The National Institute of Statistics (INE) corrected February Inflation this Friday by announcing that prices truly increased by 7.6%, the greatest increase since December 1986, in which IPC rebounded an 8,
3%.
The INE had advanced at the close of February that the consumer price index (CPI) had risen 7.4% year-on-year in the month of February, record since 1989, by unparalleled energy and the rise in prices of
Food and other goods and services.
The costs associated with housing, such as electricity, were the main responsible for the increase when shooting 25.4% in February;
followed by the price of transport (+ 12.8%) for the increase of gasoline and diesel;
and non-alcoholic foods and beverages (+ 5.6%).
Within the supermarket, highlighted the rise of bread and cereals.
The INE has not made any change on the evolution of underlying inflation – which does not take into account the price of fresh food or energy products – leaving it at 3%, the highest rate since September 2008, which is
Matches more than four and a half points below that of the general IPC.
All the Spaniards suffered a considerable price rise in February, although those who noticed it most were the Spanish-stain, with a 9% CPI;
Followed by the Aragonese and Castellanoleones, which prices rose 8.5%.
Extremos and riojanos are followed (8.1%) and the Galicians (8%).
The autonomous communities and cities that had a lighter advance of the IPC were Canarias and Ceuta (6.8%), the Community of Madrid (6.9%) and Catalonia (7.4%).
According to the INE, if the Government had not approved fiscal measures such as the lowency of energy tax, the CPI would have increased by 8.5%, nine tenths, as it collects in its index to constant taxes.

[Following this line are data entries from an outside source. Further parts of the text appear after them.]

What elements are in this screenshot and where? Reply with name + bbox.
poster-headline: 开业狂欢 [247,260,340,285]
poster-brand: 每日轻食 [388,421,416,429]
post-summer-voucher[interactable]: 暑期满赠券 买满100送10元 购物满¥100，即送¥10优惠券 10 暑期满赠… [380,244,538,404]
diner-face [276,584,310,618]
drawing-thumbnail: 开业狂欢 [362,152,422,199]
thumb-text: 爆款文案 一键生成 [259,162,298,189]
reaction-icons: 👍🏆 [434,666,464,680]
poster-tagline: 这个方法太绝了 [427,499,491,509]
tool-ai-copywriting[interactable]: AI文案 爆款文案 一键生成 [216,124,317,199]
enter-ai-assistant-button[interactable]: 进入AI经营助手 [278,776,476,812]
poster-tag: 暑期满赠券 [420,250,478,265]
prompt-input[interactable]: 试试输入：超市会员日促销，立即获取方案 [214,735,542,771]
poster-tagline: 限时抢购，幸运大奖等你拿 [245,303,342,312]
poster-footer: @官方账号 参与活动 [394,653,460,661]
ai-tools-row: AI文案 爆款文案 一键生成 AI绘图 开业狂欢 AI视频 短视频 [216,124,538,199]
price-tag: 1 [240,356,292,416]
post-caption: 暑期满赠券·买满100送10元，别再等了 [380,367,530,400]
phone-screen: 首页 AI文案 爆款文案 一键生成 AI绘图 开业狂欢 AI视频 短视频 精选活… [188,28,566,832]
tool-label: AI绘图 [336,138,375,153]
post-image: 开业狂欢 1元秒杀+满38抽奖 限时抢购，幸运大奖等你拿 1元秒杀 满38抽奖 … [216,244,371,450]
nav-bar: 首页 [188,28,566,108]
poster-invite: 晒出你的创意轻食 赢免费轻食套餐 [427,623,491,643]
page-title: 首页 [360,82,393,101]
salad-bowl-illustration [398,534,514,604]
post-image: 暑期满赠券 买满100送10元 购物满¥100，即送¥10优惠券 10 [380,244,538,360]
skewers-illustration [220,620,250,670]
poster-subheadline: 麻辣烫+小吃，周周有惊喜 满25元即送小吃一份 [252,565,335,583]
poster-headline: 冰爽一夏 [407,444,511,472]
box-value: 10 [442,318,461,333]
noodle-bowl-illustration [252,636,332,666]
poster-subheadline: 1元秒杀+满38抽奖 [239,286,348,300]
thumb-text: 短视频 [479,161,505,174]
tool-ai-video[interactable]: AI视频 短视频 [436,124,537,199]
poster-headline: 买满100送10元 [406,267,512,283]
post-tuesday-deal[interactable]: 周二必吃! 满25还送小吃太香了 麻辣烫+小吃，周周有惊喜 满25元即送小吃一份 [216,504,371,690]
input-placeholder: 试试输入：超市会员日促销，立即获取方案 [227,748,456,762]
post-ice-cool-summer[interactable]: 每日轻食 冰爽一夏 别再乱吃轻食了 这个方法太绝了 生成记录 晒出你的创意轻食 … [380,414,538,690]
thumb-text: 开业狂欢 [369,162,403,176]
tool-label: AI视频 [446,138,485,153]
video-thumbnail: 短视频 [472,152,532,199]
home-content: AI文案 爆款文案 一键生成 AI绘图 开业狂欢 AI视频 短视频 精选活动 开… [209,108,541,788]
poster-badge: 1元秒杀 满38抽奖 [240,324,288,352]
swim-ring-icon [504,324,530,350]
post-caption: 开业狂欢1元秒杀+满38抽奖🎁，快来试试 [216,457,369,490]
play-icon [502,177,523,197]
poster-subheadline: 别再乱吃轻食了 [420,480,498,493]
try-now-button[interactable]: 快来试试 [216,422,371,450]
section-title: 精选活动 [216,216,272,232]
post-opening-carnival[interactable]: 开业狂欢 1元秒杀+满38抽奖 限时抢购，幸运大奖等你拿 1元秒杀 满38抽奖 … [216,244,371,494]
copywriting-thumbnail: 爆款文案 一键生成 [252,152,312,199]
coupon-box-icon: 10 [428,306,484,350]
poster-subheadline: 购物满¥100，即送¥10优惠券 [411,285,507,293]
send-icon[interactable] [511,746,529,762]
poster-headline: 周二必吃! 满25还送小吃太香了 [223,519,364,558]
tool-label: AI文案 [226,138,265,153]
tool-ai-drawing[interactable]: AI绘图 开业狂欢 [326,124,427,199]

The increase in inflation, which began its ascending path in October 2021 by the imbalance between supply and demand derived from the pandemic, has aggravated since February 25 Vladimir Putin ordered the invasion of Ukraine, causing the price of gas
It was fired at uncertainty by its supply and that the price of some products from which Russia and Ukraine are also the main exporters, such as cereals and feed.
The Spaniards noticed in their pockets the rise of electricity price – which this week has pulverized the record of the 700 euros the megawatt / hour – of gasoline – which is already paid in Spain to more than 2 euros the liter after uploading
36% – and from the shopping basket – with a year-on-year rise of food 21% -.
With this, they assume a loss of unprecedented purchasing power.
Inflation has become the first threat to the world economy, as the European Central Bank (ECB) has already demonstrated by hardening its monetary policy.
According to this institution, the average IPC of the eurozone could be 5.1% this year but, in the worst case, if the war worsen, it could reach 7.1%.
Raymond Torres, director of economic analysis of the operating economists panel, has already warned that the CPI could reach 8% in March and 9% in April and May, but, in case the war in Ukraine is perpetuated and
The international supply of Russian gas is cut – if the West decides to stop buying it or if Vladimir Putin stops selling it in retaliation to sanctions – then inflation could reach 10%.
The psychological barrier of the two inflation digits would be broken and the battle between workers and entrepreneurs would be recruited by the wage rise.
Faced with this possible scenario, the Government insists that a “Revenue Pact” is necessary in the country, to distribute the costs of war and avoid excess salaries and final prices that companies charge.
Only then, they say, a spiral inflationary could be avoided that would put economic recovery in check.